Belki de tanrılığını ilan edebilecek kadar hakim ve adaletli de bir hale gelecek ileride.



Bunları niçin anlattım?

Dediğim gibi, teknoloji olmadan önce bazı şeyleri anlamak gerçekten daha zordu. Teknolojik yenilikler ve mekanizmalar üzerinden tanrıyı, ahireti, öte alemleri anlamak hiç olmazsa bir tık daha kolay.
 
Son düzenleme:
Seçimimizi çoktan yaptık. Bu dünyaya bu seçimden razı olmaya geldik.

Yani özgür irademiz ile, hiç bir baskı altında kalmadan yaptığımız seçimler aslında bir önceki yaşam evremizde çoktan dosyalanarak yürütmeye verildi.

Bu dünya, yani bu matrix dokusu, yapılmış seçimleri, birbirimizi vesile ederek, interaktif olarak tezahür ettiren bir ara aşamadan ibarettir.

Önünü ve arkasını bilmediğimiz için bu aşamayı, esas zannediyoruz. Öyle

Halbuki biraz durup düşününce çok önceden yaptığımız seçimleri, zipli dosyadan çıkarır gibi tezahür ettirdiğimizi zaten farkedetiz. Mesela reels kaydırırken bir Gazze haberi görürüz ve içerikten hemen kurtulurcasına kaydırıp geçeriz . Bu reflex aslında çoktan yapılmış bir seçimin tezahürünü kayıt altına almaktan başka bir şey değildir.






Ayette ne diyorlar? Bizi yeniden dünyaya gönder bu sefer iyi işler yapanlardan olalım. Allah ne diyor? Sizin için hatırlayıp bileceğiniz kadar bir süre size zaten verilmedi mi?

Bizim boyutumuzda bilgelik ile gelen aydınlanma, Allah katında basit bir formda "hatırlama" olarak geçiyor. Çoban da olsan, dilenci de olsan, kral da olsan, gözlem ve akletme yolu ile genetiğinde kodlu olan ilahi kanunlarla buluşmana mutlaka müsaaden oluyor. Bi an için bile olsa aydınlanıyorsun ve aczini farkediyorsun. Bu da hayatının bir çok döneminde sana yaşatılıyor. Ama bilinçli olarak umursamamayı, üstüne gitmemeyi, bilgeligi pekiştirmeden ötelemeyi kendin seçiyorsun.

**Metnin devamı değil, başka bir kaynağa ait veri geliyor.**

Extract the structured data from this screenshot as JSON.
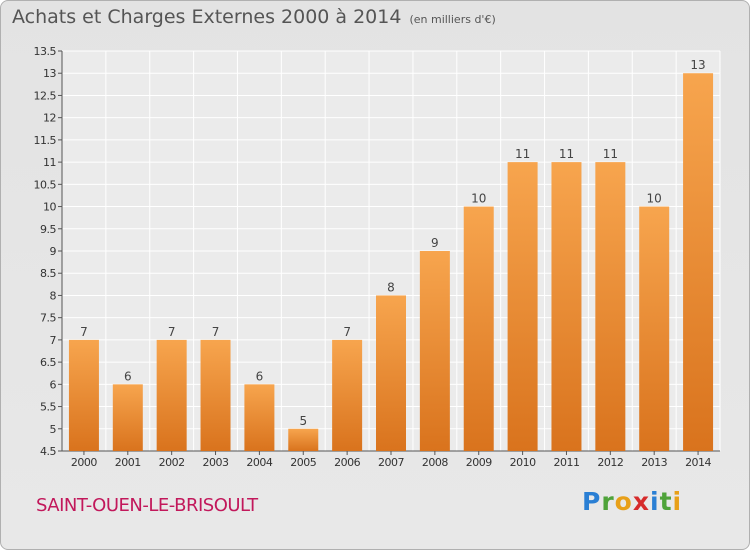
{
  "title": "Achats et Charges Externes 2000 à 2014",
  "subtitle": "(en milliers d'€)",
  "city": "SAINT-OUEN-LE-BRISOULT",
  "logo_text": "Proxiti",
  "colors": {
    "bar_light": "#f7a54e",
    "bar_dark": "#d9731d",
    "city": "#c2185b"
  },
  "chart_data": {
    "type": "bar",
    "title": "Achats et Charges Externes 2000 à 2014",
    "subtitle": "(en milliers d'€)",
    "xlabel": "",
    "ylabel": "",
    "categories": [
      "2000",
      "2001",
      "2002",
      "2003",
      "2004",
      "2005",
      "2006",
      "2007",
      "2008",
      "2009",
      "2010",
      "2011",
      "2012",
      "2013",
      "2014"
    ],
    "values": [
      7,
      6,
      7,
      7,
      6,
      5,
      7,
      8,
      9,
      10,
      11,
      11,
      11,
      10,
      13
    ],
    "data_labels": [
      "7",
      "6",
      "7",
      "7",
      "6",
      "5",
      "7",
      "8",
      "9",
      "10",
      "11",
      "11",
      "11",
      "10",
      "13"
    ],
    "ylim": [
      4.5,
      13.5
    ],
    "yticks": [
      4.5,
      5,
      5.5,
      6,
      6.5,
      7,
      7.5,
      8,
      8.5,
      9,
      9.5,
      10,
      10.5,
      11,
      11.5,
      12,
      12.5,
      13,
      13.5
    ],
    "ytick_labels": [
      "4.5",
      "5",
      "5.5",
      "6",
      "6.5",
      "7",
      "7.5",
      "8",
      "8.5",
      "9",
      "9.5",
      "10",
      "10.5",
      "11",
      "11.5",
      "12",
      "12.5",
      "13",
      "13.5"
    ],
    "grid": true,
    "legend": "none"
  }
}
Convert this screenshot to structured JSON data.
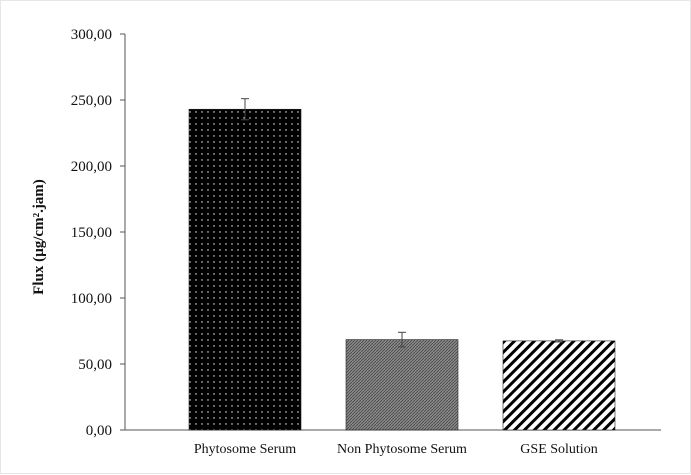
{
  "chart_data": {
    "type": "bar",
    "title": "",
    "xlabel": "",
    "ylabel": "Flux (µg/cm².jam)",
    "ylim": [
      0,
      300
    ],
    "yticks": [
      "0,00",
      "50,00",
      "100,00",
      "150,00",
      "200,00",
      "250,00",
      "300,00"
    ],
    "categories": [
      "Phytosome Serum",
      "Non Phytosome Serum",
      "GSE Solution"
    ],
    "values": [
      243.0,
      68.5,
      67.5
    ],
    "errors": [
      8.0,
      5.5,
      0.8
    ],
    "grid": false,
    "legend": "none",
    "bar_styles": [
      "dots-on-black",
      "dense-gray-hatch",
      "diagonal-stripes"
    ],
    "colors": {
      "axis": "#555555",
      "bar_dark": "#000000",
      "bar_gray": "#777777",
      "stripe": "#000000"
    }
  }
}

Bu seçimlerin de ahiret denen Z raporunda sana an an, gün gün, yıl yıl, teker teker gösteriliyor. Böylece bu dünyaya niçin geldiğini de taaaa yolun sonunda anlıyorsun. Dünyaya tarafını her seçiminde belli etmek için geldin. Kendine bahaneler uydururken bile, kendini içinden yani gizlediğin niyetinin oluştuğu yerden gördüğünde anlıyorsun..
 
Son düzenleme:
Çift yarık deneyi, bu saatten sonra maddenin sadece bilinci baz alacağını gösterdi. Nokta.
Atomlar, bir gözlemcinin görüş alanındayken, taş ocaklarında kırbaç yememek için hızla çalışan köleler gibi düzenli davranıyorlar.
Gözlemci yokken de daha serbest, rastgele, boşlamış gibi yani enerji koruma moduna alınmış gibi davranıyorlar.

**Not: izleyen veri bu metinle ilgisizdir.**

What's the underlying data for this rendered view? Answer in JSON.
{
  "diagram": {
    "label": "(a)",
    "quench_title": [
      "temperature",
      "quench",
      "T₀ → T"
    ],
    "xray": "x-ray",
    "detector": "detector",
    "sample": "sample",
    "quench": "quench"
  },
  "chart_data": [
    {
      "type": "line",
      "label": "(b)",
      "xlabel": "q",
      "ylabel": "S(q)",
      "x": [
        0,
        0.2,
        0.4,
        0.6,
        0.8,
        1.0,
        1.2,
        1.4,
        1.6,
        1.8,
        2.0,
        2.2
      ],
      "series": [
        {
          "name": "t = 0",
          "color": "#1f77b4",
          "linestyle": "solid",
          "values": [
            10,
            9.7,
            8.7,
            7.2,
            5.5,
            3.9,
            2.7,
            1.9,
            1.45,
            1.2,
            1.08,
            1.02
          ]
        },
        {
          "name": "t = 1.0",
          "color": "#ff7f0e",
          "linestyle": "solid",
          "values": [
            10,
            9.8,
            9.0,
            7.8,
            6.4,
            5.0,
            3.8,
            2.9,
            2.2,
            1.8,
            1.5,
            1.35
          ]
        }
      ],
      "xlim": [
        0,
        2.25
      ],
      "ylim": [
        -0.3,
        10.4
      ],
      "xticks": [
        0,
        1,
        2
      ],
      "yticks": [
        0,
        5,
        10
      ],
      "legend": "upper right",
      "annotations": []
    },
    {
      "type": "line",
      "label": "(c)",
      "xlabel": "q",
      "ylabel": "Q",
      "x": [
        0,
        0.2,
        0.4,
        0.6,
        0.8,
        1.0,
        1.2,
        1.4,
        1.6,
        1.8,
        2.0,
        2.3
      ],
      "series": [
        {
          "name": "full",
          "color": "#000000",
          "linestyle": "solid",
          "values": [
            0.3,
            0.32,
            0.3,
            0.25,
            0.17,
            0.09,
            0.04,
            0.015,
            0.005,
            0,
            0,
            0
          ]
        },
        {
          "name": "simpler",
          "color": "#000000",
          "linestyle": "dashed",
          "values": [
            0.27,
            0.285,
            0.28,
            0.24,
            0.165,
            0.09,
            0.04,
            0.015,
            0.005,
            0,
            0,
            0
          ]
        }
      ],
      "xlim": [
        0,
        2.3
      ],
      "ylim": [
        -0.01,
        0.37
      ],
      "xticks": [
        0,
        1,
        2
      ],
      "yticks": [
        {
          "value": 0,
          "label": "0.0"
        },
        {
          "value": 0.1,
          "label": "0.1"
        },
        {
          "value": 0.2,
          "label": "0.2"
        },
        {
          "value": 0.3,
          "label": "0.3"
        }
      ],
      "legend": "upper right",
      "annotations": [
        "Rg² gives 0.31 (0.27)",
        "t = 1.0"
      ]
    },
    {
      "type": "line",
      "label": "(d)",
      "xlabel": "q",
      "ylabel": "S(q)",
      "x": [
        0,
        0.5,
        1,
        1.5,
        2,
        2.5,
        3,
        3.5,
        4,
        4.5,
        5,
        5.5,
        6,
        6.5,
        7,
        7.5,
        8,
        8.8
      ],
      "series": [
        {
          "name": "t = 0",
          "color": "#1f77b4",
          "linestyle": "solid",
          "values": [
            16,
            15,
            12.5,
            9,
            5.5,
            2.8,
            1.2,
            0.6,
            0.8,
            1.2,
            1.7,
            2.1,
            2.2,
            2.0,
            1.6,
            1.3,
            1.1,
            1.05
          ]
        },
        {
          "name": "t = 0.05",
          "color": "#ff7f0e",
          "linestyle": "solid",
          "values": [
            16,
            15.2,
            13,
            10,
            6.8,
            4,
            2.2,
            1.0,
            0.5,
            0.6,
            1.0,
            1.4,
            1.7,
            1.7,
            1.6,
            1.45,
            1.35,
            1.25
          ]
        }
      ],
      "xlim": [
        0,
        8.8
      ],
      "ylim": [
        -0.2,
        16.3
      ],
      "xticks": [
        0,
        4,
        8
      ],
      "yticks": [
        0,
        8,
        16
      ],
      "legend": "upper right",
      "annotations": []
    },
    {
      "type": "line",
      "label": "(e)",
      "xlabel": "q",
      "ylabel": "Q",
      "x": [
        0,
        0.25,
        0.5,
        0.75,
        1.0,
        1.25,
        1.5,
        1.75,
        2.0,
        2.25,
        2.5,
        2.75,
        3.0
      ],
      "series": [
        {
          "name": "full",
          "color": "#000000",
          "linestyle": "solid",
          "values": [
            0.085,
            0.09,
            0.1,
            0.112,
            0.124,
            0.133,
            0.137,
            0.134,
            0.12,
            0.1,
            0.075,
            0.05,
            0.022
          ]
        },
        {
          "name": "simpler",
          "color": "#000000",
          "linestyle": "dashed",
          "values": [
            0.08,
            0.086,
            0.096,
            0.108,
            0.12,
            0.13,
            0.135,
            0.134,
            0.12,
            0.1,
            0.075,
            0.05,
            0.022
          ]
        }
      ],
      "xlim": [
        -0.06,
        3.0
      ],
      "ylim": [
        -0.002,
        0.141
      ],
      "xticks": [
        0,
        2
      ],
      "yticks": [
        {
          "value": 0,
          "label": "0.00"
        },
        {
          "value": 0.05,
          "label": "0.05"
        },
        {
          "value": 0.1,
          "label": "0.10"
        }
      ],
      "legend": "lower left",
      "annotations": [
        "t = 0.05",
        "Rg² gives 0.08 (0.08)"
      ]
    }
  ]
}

İşin garibi gözlemci var mı yok mu hemen farkediyorlar. Gözlemcinin görüş alanını bile farkediyorlar. Gözlemci bir koridorda yavaş yavaş yürüdükçe, atomlar da aralarında hızla haberleşmeye başlıyorlar. Beyler gözlemci geliyor hadi hadi hadi canlanın canlanın misali ... Bloc chain sistemi ile bağlılar çünkü. Bloc chain ise eş zamanlılıktır. Dünyanın bir ucundaki bir atomdan, dünyanın öbür ucundaki bir atom real time olarak haberdardır.

O halde madde (dünya hayatı) düşük bilinçlilere göre başka davranır. Yüksek bilinçlilere göre başka davranır. Bazı bilinçlerde ise öz farkındalık yoktur. Kuranda bu kişiler ölü olarak nitelenir. Yani farkındalık ayırdedemezler. Bu kişilerin Yaptıkları gözlem atomları ne derece uyarır o da bilinmez. Ama atomların kimin ne kadar yüksek şuur ile gözlem yaptıklarını daha iyi şeçebildiklerini söyleyebiliriz.

Ben bu gözlem gücüne nur diyorum. Nurlu insanlar atomları daha iyi uyarırlar.
Ahiretin varlığı ile bunun alakasını kurmayı da size bırakıyorum. Arada sadece tek bir boşluk var.